Il settore automobilistico europeo è scosso da una notizia che ha rapidamente acceso il dibattito pubblico e politico: Volkswagen, colosso tedesco dell’automotive, ha lanciato un appello formale all’Unione Europea per ottenere sussidi e sostegno economico a favore della transizione elettrica. Un annuncio che arriva in concomitanza con la comunicazione di una profonda ristrutturazione interna, che prevede il taglio di ben 46.500 posti di lavoro tra il marchio principale, Audi e Porsche. Il messaggio del gruppo, affidato alle parole dell’amministratore delegato Oliver Blume, ha messo in evidenza le difficoltà che anche i giganti del settore stanno affrontando in questa fase di cambiamento epocale.

Segnali preoccupanti

Il quadro finanziario attuale del gruppo mostra segnali di preoccupazione: gli esuberi annunciati sono suddivisi in 35.000 unità nel brand principale, 7.500 in Audi e 4.000 in Porsche, mentre gli utili del primo semestre hanno registrato una flessione del 36,5%. Nonostante ciò, il bilancio mostra ancora un utile netto superiore ai 4 miliardi di euro, segno che la situazione non è ancora critica, ma la pressione competitiva e i costi della trasformazione sono in costante aumento.

Durante la conferenza del 22 ottobre 2025, Oliver Blume ha illustrato le principali richieste rivolte alle istituzioni europee: secondo il CEO, è indispensabile un intervento pubblico deciso per accelerare lo sviluppo delle infrastrutture di ricarica, abbattere i costi energetici e incentivare l’acquisto di veicoli elettrici.
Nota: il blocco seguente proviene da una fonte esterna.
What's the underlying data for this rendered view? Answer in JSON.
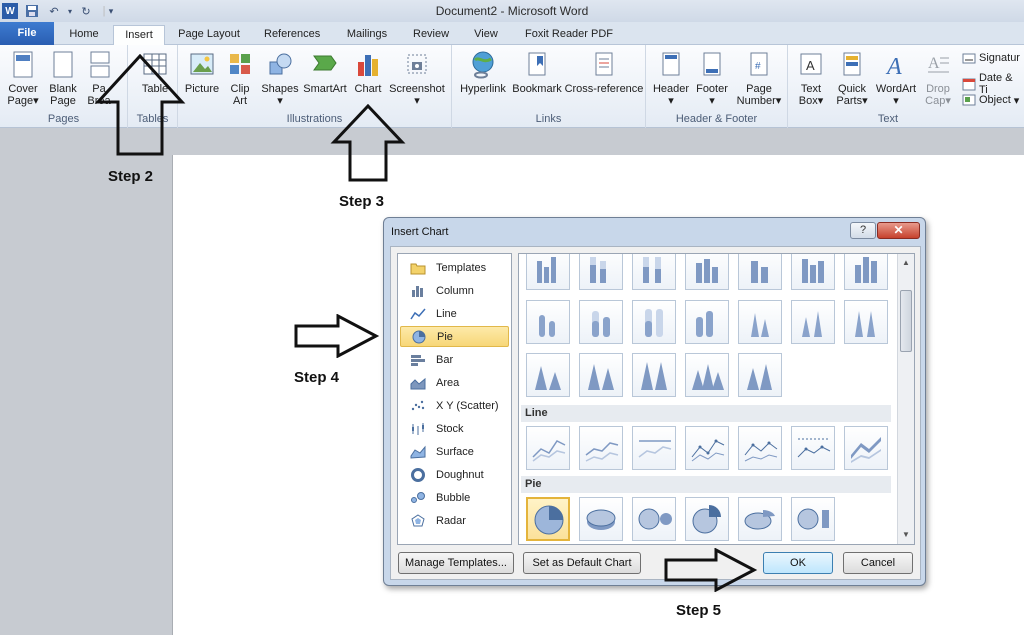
{
  "window": {
    "title": "Document2 - Microsoft Word",
    "faded_title": "Document2 - Microsoft Word"
  },
  "tabs": [
    {
      "label": "File"
    },
    {
      "label": "Home"
    },
    {
      "label": "Insert"
    },
    {
      "label": "Page Layout"
    },
    {
      "label": "References"
    },
    {
      "label": "Mailings"
    },
    {
      "label": "Review"
    },
    {
      "label": "View"
    },
    {
      "label": "Foxit Reader PDF"
    }
  ],
  "ribbon": {
    "groups": {
      "pages": "Pages",
      "tables": "Tables",
      "illustrations": "Illustrations",
      "links": "Links",
      "header_footer": "Header & Footer",
      "text": "Text"
    },
    "buttons": {
      "cover_page_1": "Cover",
      "cover_page_2": "Page",
      "blank_page_1": "Blank",
      "blank_page_2": "Page",
      "page_break_1": "Pa",
      "page_break_2": "Brea",
      "table": "Table",
      "picture": "Picture",
      "clip_art_1": "Clip",
      "clip_art_2": "Art",
      "shapes": "Shapes",
      "smartart": "SmartArt",
      "chart": "Chart",
      "screenshot": "Screenshot",
      "hyperlink": "Hyperlink",
      "bookmark": "Bookmark",
      "cross_reference": "Cross-reference",
      "header": "Header",
      "footer": "Footer",
      "page_number_1": "Page",
      "page_number_2": "Number",
      "text_box_1": "Text",
      "text_box_2": "Box",
      "quick_parts_1": "Quick",
      "quick_parts_2": "Parts",
      "wordart": "WordArt",
      "drop_cap_1": "Drop",
      "drop_cap_2": "Cap",
      "signature": "Signatur",
      "date_time": "Date & Ti",
      "object": "Object"
    }
  },
  "annotations": {
    "step2": "Step 2",
    "step3": "Step 3",
    "step4": "Step 4",
    "step5": "Step 5"
  },
  "dialog": {
    "title": "Insert Chart",
    "help": "?",
    "close": "✕",
    "categories": [
      {
        "label": "Templates"
      },
      {
        "label": "Column"
      },
      {
        "label": "Line"
      },
      {
        "label": "Pie"
      },
      {
        "label": "Bar"
      },
      {
        "label": "Area"
      },
      {
        "label": "X Y (Scatter)"
      },
      {
        "label": "Stock"
      },
      {
        "label": "Surface"
      },
      {
        "label": "Doughnut"
      },
      {
        "label": "Bubble"
      },
      {
        "label": "Radar"
      }
    ],
    "selected_category": "Pie",
    "sections": {
      "line": "Line",
      "pie": "Pie"
    },
    "buttons": {
      "manage_templates": "Manage Templates...",
      "set_default": "Set as Default Chart",
      "ok": "OK",
      "cancel": "Cancel"
    }
  },
  "colors": {
    "file_tab": "#2a5eb2",
    "selection": "#f7d778",
    "dialog_frame": "#c8d7ea",
    "close_button": "#c6412d"
  }
}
La richiesta di sussidi si inserisce in una strategia più ampia che mira a rafforzare la posizione del gruppo sul mercato globale, fronteggiando la crescente concorrenza proveniente dall’Est Europa e, soprattutto, dai produttori cinesi.

Rilocalizzazione della produzione

A conferma di questa strategia, Volkswagen ha svelato un piano di rilocalizzazione di parte della produzione. Il nuovo modello ID Cross 2026 sarà assemblato nello stabilimento di Navarra, mentre per l’innovativo ID Every1 2027 è stata scelta una linea produttiva in Portogallo. Queste decisioni sono dettate dalla necessità di ottimizzare i costi e di posizionarsi in aree considerate più competitive, sia dal punto di vista logistico che economico.
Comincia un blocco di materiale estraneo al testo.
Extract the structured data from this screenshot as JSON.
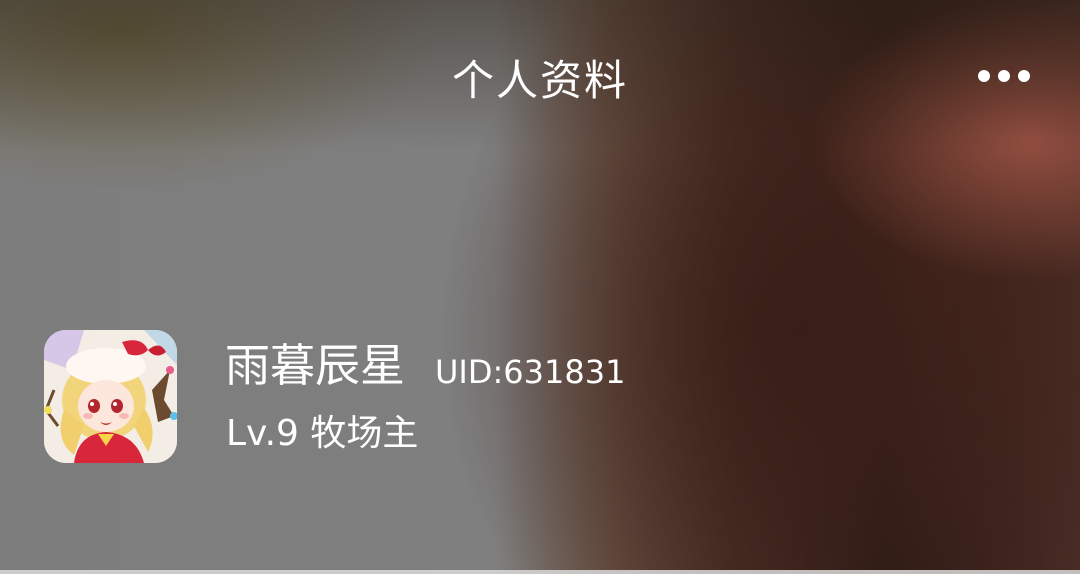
{
  "header": {
    "title": "个人资料",
    "more_icon": "more-horizontal-icon"
  },
  "profile": {
    "avatar": "anime-character-avatar",
    "name": "雨暮辰星",
    "uid": "UID:631831",
    "level": "Lv.9 牧场主"
  },
  "colors": {
    "text": "#ffffff",
    "background_left": "#7f7f7f",
    "background_right": "#2e1c16"
  }
}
L’annuncio dei tagli e la richiesta di fondi pubblici hanno immediatamente suscitato reazioni contrastanti. I sindacati hanno espresso profonda preoccupazione per l’impatto occupazionale, sottolineando come gli esuberi rischino di pesare in modo insostenibile sulle comunità locali. Al tempo stesso, il mondo accademico e gli esperti di economia si sono divisi: da un lato, c’è chi ritiene legittimo il sostegno statale per accompagnare la transizione elettrica e salvaguardare la competitività dell’industria europea; dall’altro, non mancano le voci critiche che chiedono un maggiore impegno da parte delle aziende, suggerendo che i profitti debbano essere reinvestiti in innovazione e formazione, piuttosto che destinati a dividendi e compensi dirigenziali.

Scelte cruciali

La questione sollevata da Volkswagen mette l’Europa di fronte a scelte cruciali: sarà necessario definire come sviluppare una rete capillare di infrastrutture di ricarica, stabilire i criteri per l’erogazione dei sussidi e garantire che i lavoratori colpiti dagli esuberi possano accedere a percorsi di riqualificazione e nuove opportunità occupazionali. Alcuni governi dell’Unione sembrano orientati a sostenere finanziariamente la transizione, ma altri chiedono precise garanzie in termini di investimenti locali e tutela dell’occupazione.

In questo scenario, la vicenda Volkswagen assume un valore simbolico: da una parte, evidenzia l’urgenza di accelerare la transizione elettrica per non perdere terreno nella competizione globale; dall’altra, richiama la necessità di gestire con equilibrio i costi sociali, evitando che a pagare il prezzo più alto siano esclusivamente i lavoratori. Il dibattito che si è aperto promette di essere intenso e destinato a influenzare le scelte politiche ed economiche dei prossimi anni, non solo in Germania, ma in tutta l’Unione Europea.